C’è un piccolo mistero nella politica italiana degli ultimi mesi. E’ comparsa infatti una strana propensione ad aiutare i ricchi da parte di partiti che hanno sempre dichiarato di voler difendere i più deboli.
Se è vero, come diceva Sherlock Holmes che un indizio è un indizio, due indizi sono un sospetto, tre indizi sono una prova, allora abbiamo la dimostrazione di come i Cinque Stelle in prima fila, ma in parte anche la Lega, abbiano appoggiato provvedimenti che contraddicono la loro ispirazione strettamente populista, cioè a vantaggio dei ceti popolari.

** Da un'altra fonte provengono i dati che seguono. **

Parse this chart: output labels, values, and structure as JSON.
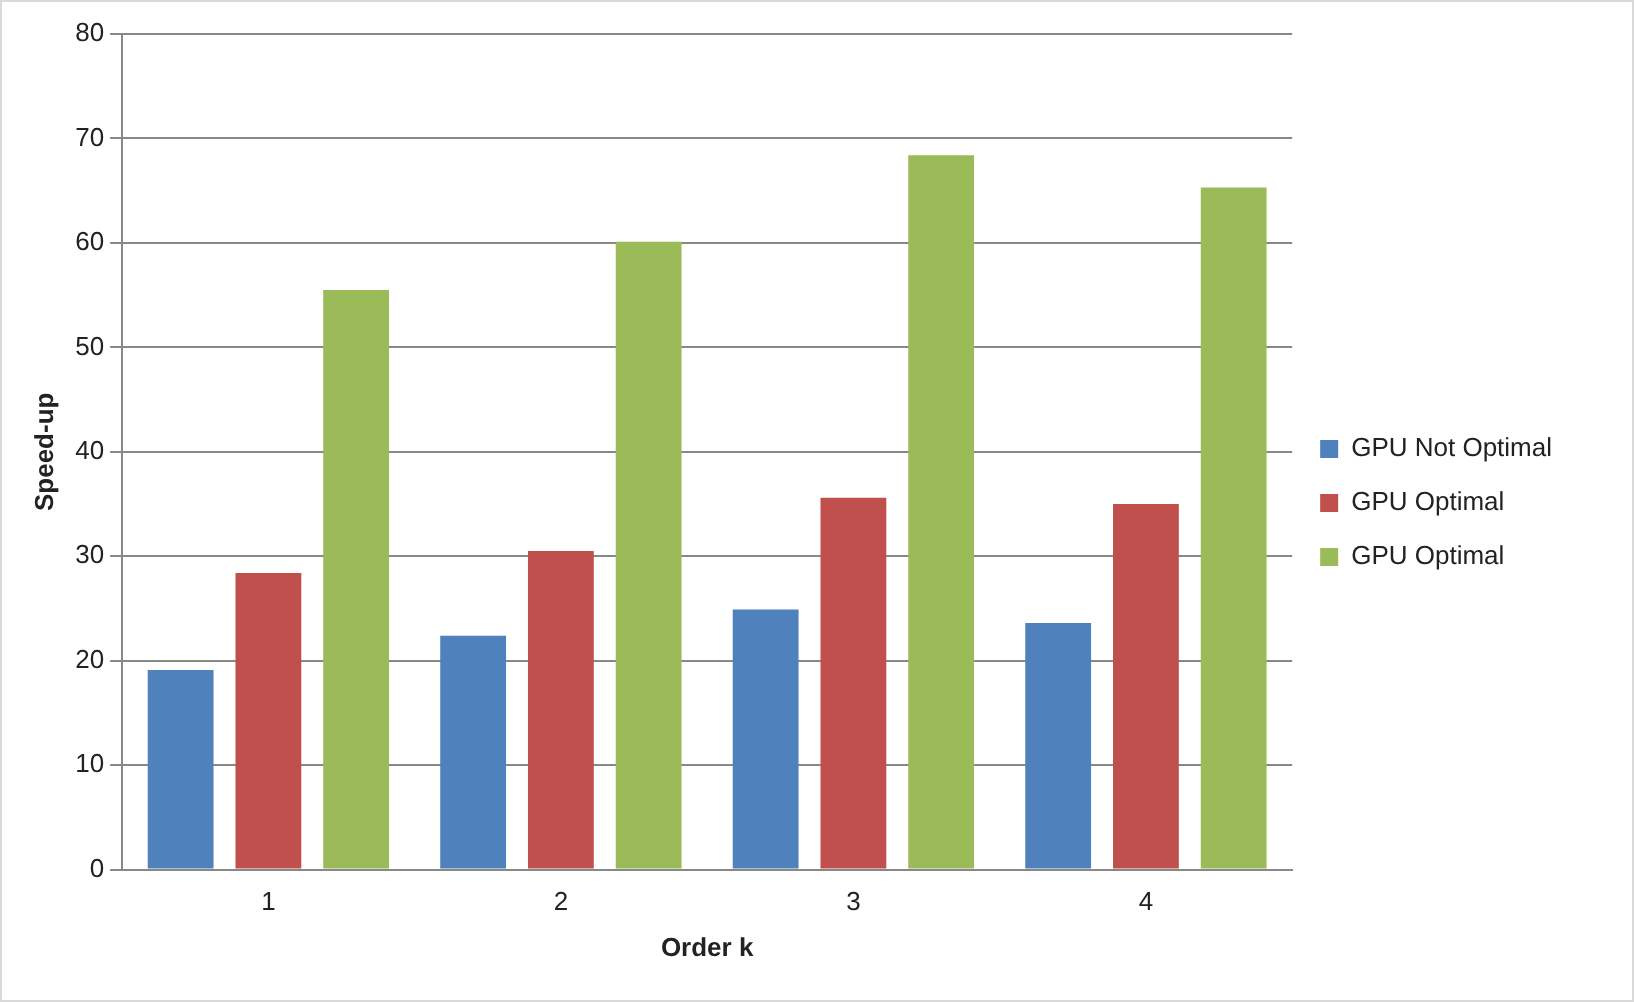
{
  "chart_data": {
    "type": "bar",
    "xlabel": "Order k",
    "ylabel": "Speed-up",
    "categories": [
      "1",
      "2",
      "3",
      "4"
    ],
    "series": [
      {
        "name": "GPU Not Optimal",
        "color": "#4f81bd",
        "values": [
          19.1,
          22.4,
          24.9,
          23.6
        ]
      },
      {
        "name": "GPU Optimal",
        "color": "#c0504d",
        "values": [
          28.4,
          30.5,
          35.6,
          35.0
        ]
      },
      {
        "name": "GPU Optimal",
        "color": "#9bbb59",
        "values": [
          55.5,
          60.1,
          68.4,
          65.3
        ]
      }
    ],
    "ylim": [
      0,
      80
    ],
    "yticks": [
      0,
      10,
      20,
      30,
      40,
      50,
      60,
      70,
      80
    ],
    "grid": "y",
    "legend": "right"
  }
}
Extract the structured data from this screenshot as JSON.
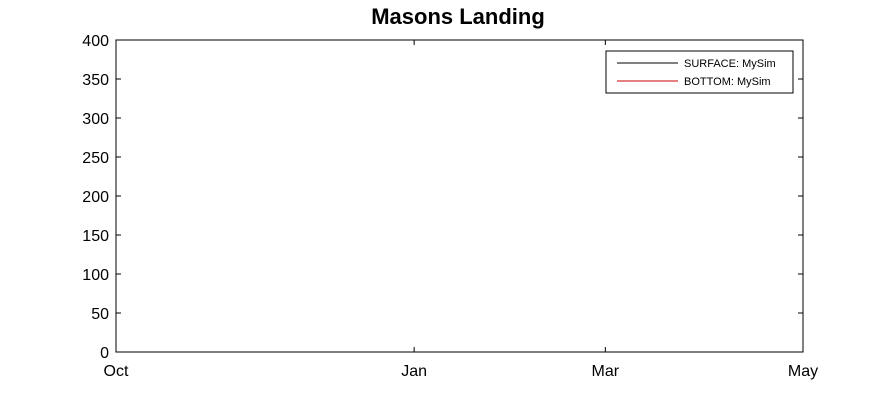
{
  "chart_data": {
    "type": "line",
    "title": "Masons Landing",
    "xlabel": "",
    "ylabel": "",
    "ylim": [
      0,
      400
    ],
    "yticks": [
      0,
      50,
      100,
      150,
      200,
      250,
      300,
      350,
      400
    ],
    "xticks": [
      {
        "label": "Oct",
        "date": "Oct 1"
      },
      {
        "label": "Jan",
        "date": "Jan 1"
      },
      {
        "label": "Mar",
        "date": "Mar 1"
      },
      {
        "label": "May",
        "date": "May 1"
      }
    ],
    "xlim": [
      "Oct 1",
      "May 1"
    ],
    "grid": false,
    "legend_position": "top-right",
    "series": [
      {
        "name": "SURFACE: MySim",
        "color": "#000000",
        "values": []
      },
      {
        "name": "BOTTOM: MySim",
        "color": "#cc0000",
        "values": []
      }
    ]
  }
}
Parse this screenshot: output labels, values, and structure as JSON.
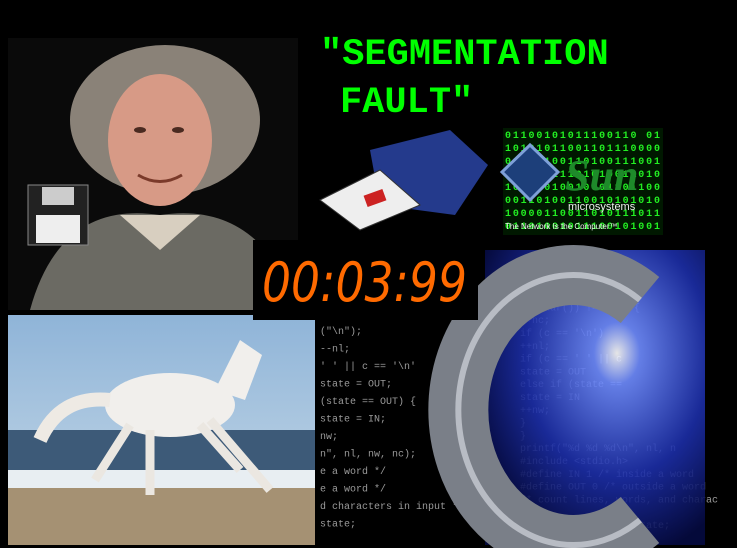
{
  "title_lines": [
    "\"SEGMENTATION",
    "FAULT\""
  ],
  "timer": "00:03:99",
  "sun_logo": {
    "name": "Sun",
    "subtitle": "microsystems",
    "tagline": "The Network Is the Computer™"
  },
  "binary_lines": [
    "01100101011100110 01",
    "10101011001101110000",
    "01110100110100111001",
    "00101011101010011010",
    "10011010010001101100",
    "00110100110010101010",
    "10000110011010111011",
    "01101001011100101001"
  ],
  "code_left": [
    "(\"\\n\");",
    "--nl;",
    "' ' || c == '\\n'",
    "state = OUT;",
    "(state == OUT) {",
    "state = IN;",
    "nw;",
    "n\", nl, nw, nc);",
    "e a word */",
    "e a word */",
    "d characters in input */",
    "state;"
  ],
  "code_right": [
    "nl, nw, nc, state;",
    "OUT;",
    "nl = 0;",
    "getchar()) != EOF) {",
    "++nc;",
    "if (c == '\\n')",
    "++nl;",
    "if (c == ' ' || c",
    "state = OUT",
    "else if (state ==",
    "state = IN",
    "++nw;",
    "}",
    "}",
    "printf(\"%d %d %d\\n\", nl, n",
    "#include <stdio.h>",
    "#define IN 1 /* inside a word",
    "#define OUT 0 /* outside a word",
    "/* count lines, words, and charac",
    "{",
    "int c, nl, nw, nc, state;"
  ]
}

Il primo indizio è il cashback di Stato sulle carte di credito, una misura voluta e varata dal primo Governo di Giuseppe Conte, quello giallo-verde, e poi abrogata da Mario Draghi. Il cashback prevedeva un rimborso del 10% fino a 150 euro e premi elevati per chi avesse utilizzato più spesso le carte di credito per i pagamenti. Non c’è bisogno di particolari dimostrazioni per sottolineare come chi utilizza più spesso le carte di credito non sono certo i poveri.
Il secondo indizio viene dalla sostanziale bocciatura della proposta di Draghi, all’interno della manovra di riduzione delle imposte, di introdurre una piccola tassa aggiuntiva sui redditi più alti anche per finanziare tagli più consistenti a quelli medio-bassi. Apriti cielo. Tutti concordi nell’osteggiare un aumento, ancorchè poco più che simbolico, delle tasse sui ricchi.
Il terzo indizio è venuto dalla discussione del superbonus del 110% per i lavori di ristrutturazione e miglioramento energetico degli edifici. La “razionale” proposta del Governo era quella di limitare l’agevolazione, introducendo per le case unifamiliari il limite Isee di 25 mila euro per i proprietari. Nulla da fare. Cinque Stelle in testa hanno preteso che l’agevolazione (in pratica lo Stato paga tutti i lavori) venisse esteso a tutti, proprio a tutti, anche alle ville hollywoodiane sul golfo di Portofino.
Tre indizi fanno una prova. E’ il populismo “de noantri”. Tanto paga Pantalone, cioè tutti noi.